Gestörter Schlaf bei ADHS

Neuro-Depesche 4/2016

Welche Faktoren spielen eine Rolle?

Viele Kinder mit ADHS schlafen sehr schlecht, und die Mehrheit leidet unter komorbiden psychiatrischen Krankheiten. Dänische Mediziner suchten nun nach Polysomnographie (PSG)-Zeichen einer gestörten Schlafarchitektur und Bezügen zum klinischen Bild.

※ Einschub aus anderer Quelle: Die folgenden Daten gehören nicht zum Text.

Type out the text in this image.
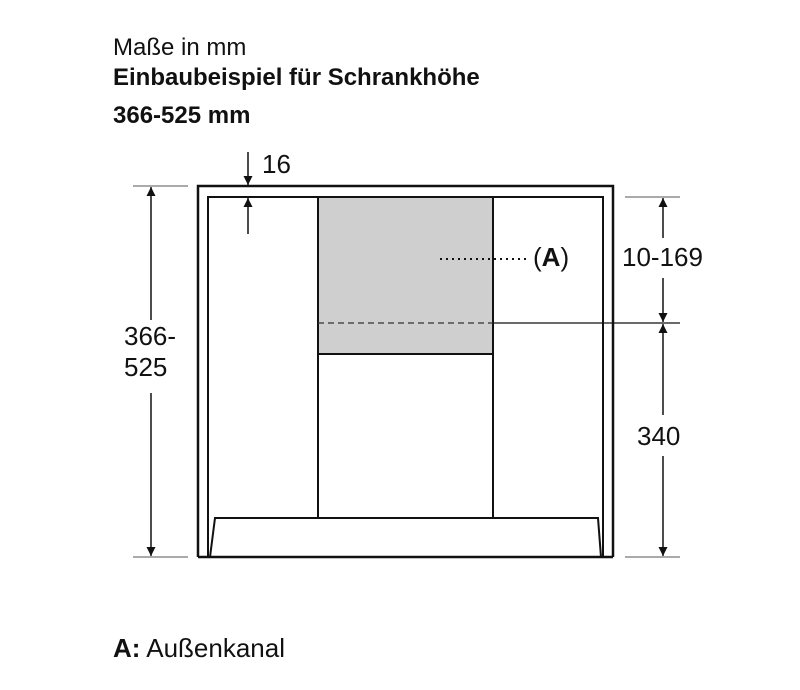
Maße in mm
Einbaubeispiel für Schrankhöhe
366-525 mm
16
366-
525
10-169
340
(A)
A: Außenkanal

Eingeschlossen wurden 76 noch nie medikamentös behandelte Kinder im Schulalter (durchschnittl. 9,6 Jahre alt) und 25 geschlechts- und altersentsprechende Kinder ohne ADHS. Nach dem Development and Well-Being Assessment (DAWBA) waren 34 Kinder ohne Komorbidität (45%), sechs mit Autismus, sieben mit Tic-Störung, neun mit einer internalisierenden und 20 mit einer externalisierenden psychischen Störung.
Nach dem Schlaftagebuch und dem Children’s Sleep Habits Questionnaire (CSHQ) zu 33 Schlaf-Items wiesen die ADHS-Kinder signifikant häufiger einen gestörten Schlaf auf als die 25 Kontrollen. Sie benötigten eine längere Zeit zum Einschlafen (31 vs. 22 Min.; p < 0,05), während sich die Rate an nächtlichem Erwachens nicht signifikant unterschied (0,4 vs. 0,1; p = n.s.). Der Gesamt- und fast alle Subscores des CSHQ fielen zuungsten der Patienten aus.
Die auffälligen PSG-Befunde bei den ADHS Kindern vs. Kontrollen umfassten u. a. eine längere Schlaflatenz (33,3 vs. 22,6 Min.), einen größeren prozentualen Anteil an REM-Schlaf, häufigere Schlafstadienwechsel, eine geringere Gesamtschlafzeit (501,9 vs. 543,6 Min.) sowie weniger Zeit in den NREMSchlafstadien 1 und 3. Keine signifikanten Gruppenunterschiede ergaben sich dagegen im Multiplen Schlaflatenztest (MSLT), in Apnoe/Hypopnoe-Episoden oder periodischen Beinbewegungen.
Entgegen der Studienhypothese fanden sich nach Stratifizierung auf komorbide psychiatrische Erkrankungen nur wenige einzelne, aber keine wesentlichen Unterschiede in den Schlafparametern gegenüber den Kontrollen. Nur die mittlere Schlaflatenz war bei den ADHS-Patienten ohne Komorbidität gegenüber den Kontrollen signifikant verlängert (36,1 vs. 22,6 Min.). Auch die Differenzierung in die ADHS-Typen Unaufmerksamkeit, Hyperaktivität/Impulsivität und kombinierter Typ ergab keine signifikanten Korrelationen mit den Schlafvariablen. JL
Kommentar

Während die epidemiologischen Daten zu erhöhten Raten an pathologisch veränderten Schlafparametern bei ADHS-Patienten bestätigt wurden, ließ sich keine Zuordnung zur psychiatrischen Komorbidität oder der dominierenden ADHS-Symptomatik feststellen. Insgesamt ist die Schlafarchitektur bei Kindern mit ADHS gestört. Es sollte untersucht werden, ob dies trotz der Hyperaktivität in einer erhöhten Tagesmüdigkeit mit funktionellen Beeinträchtigungen resultiert.

Quelle:

Virring A et al.: Disturbed sleep in attention-deficit hyperactivity disorder (ADHD) is not a question of psychiatric comorbidity or ADHD presentation. J Sleep Res 2016 [Epub 14. Jan.: doi: 10.1111/jsr.12377]

ICD-Codes: F90.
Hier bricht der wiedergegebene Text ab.